Similar fate awaited the other Nobel laureate Abdus Salam who had spoken in Urdu and quoted from the Quran during his acceptance speech: “Thou seest not, in the creation of the all-merciful any imperfection, return thy gaze, seest thou any fissure. Then return thy gaze, again and again. Thy gaze, comes back to thee dazzled, aweary.” This in effect is, the faith of all physicists. His mute official recognition and honours notwithstanding, Salam faced the ignominy of having the his epitaph on the tomb reading “First Muslim Nobel Laureate”, obscured by the Pakistani government who removed the word “Muslim”, to read just as “First Nobel Laureate” in an ode to the sectarian fault lines and societal regressions in the Pakistani narrative. The same incongruity befell Pakistani military heroes like Maj. Gen. Iftikhar Janjua, Lt. Gen. Abdul Ali Malik and Lt. Gen.
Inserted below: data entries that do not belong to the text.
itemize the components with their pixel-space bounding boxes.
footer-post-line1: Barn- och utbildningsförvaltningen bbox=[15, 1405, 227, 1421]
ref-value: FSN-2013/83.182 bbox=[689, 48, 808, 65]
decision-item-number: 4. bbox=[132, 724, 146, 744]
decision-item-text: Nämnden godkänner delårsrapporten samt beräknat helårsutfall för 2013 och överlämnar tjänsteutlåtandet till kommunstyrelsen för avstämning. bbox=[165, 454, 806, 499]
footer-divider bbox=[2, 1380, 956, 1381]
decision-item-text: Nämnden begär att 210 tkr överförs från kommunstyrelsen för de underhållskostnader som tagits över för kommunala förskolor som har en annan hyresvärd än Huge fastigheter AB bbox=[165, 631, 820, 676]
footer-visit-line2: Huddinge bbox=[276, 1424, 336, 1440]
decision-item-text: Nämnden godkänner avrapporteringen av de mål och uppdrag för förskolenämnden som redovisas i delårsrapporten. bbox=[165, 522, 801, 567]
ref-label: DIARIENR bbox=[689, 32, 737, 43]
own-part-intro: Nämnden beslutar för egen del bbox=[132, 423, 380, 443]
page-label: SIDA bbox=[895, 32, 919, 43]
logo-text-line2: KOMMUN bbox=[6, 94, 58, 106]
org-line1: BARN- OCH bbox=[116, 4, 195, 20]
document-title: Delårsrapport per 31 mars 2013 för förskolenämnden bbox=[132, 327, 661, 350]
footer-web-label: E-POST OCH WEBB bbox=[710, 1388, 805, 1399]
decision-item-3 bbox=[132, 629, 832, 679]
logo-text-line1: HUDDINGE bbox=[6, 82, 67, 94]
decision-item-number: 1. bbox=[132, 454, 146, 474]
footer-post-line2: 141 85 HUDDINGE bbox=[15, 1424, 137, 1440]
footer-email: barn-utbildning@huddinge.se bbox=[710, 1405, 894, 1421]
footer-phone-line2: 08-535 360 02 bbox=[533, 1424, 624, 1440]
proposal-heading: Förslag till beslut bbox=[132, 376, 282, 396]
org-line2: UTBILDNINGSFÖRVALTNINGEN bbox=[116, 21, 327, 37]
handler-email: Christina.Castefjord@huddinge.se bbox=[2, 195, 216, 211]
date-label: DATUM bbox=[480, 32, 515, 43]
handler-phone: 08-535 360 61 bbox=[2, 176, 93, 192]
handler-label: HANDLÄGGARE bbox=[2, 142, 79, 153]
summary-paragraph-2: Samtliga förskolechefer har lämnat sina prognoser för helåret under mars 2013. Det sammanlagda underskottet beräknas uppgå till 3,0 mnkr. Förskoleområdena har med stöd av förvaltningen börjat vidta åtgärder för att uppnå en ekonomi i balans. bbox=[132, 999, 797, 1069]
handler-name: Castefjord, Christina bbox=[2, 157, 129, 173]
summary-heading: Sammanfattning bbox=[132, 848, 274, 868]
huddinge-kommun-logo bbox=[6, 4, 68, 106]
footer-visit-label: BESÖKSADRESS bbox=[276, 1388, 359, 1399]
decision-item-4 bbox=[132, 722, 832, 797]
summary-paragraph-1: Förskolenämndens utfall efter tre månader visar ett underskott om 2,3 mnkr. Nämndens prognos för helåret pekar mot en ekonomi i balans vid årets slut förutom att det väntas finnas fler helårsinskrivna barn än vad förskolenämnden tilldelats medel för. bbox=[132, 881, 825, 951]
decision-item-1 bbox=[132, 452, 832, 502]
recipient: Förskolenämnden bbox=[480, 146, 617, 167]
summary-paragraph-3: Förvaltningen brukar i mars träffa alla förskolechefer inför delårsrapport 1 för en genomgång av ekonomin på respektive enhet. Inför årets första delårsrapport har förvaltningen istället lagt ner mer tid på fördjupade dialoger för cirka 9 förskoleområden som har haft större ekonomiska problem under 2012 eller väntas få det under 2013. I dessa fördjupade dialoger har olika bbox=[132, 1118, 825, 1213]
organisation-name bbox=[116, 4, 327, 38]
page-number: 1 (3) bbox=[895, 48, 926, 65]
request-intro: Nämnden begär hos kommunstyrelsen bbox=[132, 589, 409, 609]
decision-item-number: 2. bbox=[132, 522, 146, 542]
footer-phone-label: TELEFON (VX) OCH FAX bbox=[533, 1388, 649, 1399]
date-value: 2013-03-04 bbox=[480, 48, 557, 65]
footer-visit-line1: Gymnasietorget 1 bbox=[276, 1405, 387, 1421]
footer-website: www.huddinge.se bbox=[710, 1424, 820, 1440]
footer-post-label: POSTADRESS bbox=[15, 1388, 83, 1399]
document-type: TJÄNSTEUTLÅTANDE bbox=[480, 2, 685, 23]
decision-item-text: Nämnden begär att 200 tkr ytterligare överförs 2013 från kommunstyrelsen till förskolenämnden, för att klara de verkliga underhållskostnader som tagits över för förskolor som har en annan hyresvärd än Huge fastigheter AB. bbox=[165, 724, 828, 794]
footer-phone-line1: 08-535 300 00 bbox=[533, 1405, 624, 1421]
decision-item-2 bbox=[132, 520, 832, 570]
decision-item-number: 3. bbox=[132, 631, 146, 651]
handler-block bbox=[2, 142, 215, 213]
Akhtar Hussain Malik, who like Salam were fellow Qadianis or Ahmediyas.

Institutionally, the Pakistani establishment is perpetuating intolerance — from the military deliberately kowtowing with militant terror groups, the judiciary condoning acts of minority-hatred, foundational educational system breeding supremacist instincts, to the civilian politicians collaborating with the revivalist organisations. The public spectre of the former Pakistani ambassador to the US, Husain Haqqani, who had to seek physical sanctuary in the official house of the then Pakistani Prime Minister because he felt, “If I leave my house, I fear I will be killed” was telling of the curse of getting branded as a “traitor”. Today, citing continued threats to his life, the intellectual critic who swears by the original ideas of Pakistan, has been disowned by his country and lives in exile. The systematic quashing of contrarian, progressive and independent thinking in preference for encouraging a false narrative of history and facts, has led to a nation state which impulsively and unfortunately disowns its finest, in exchange for the tactical promotion of retrograde ideas and individuals.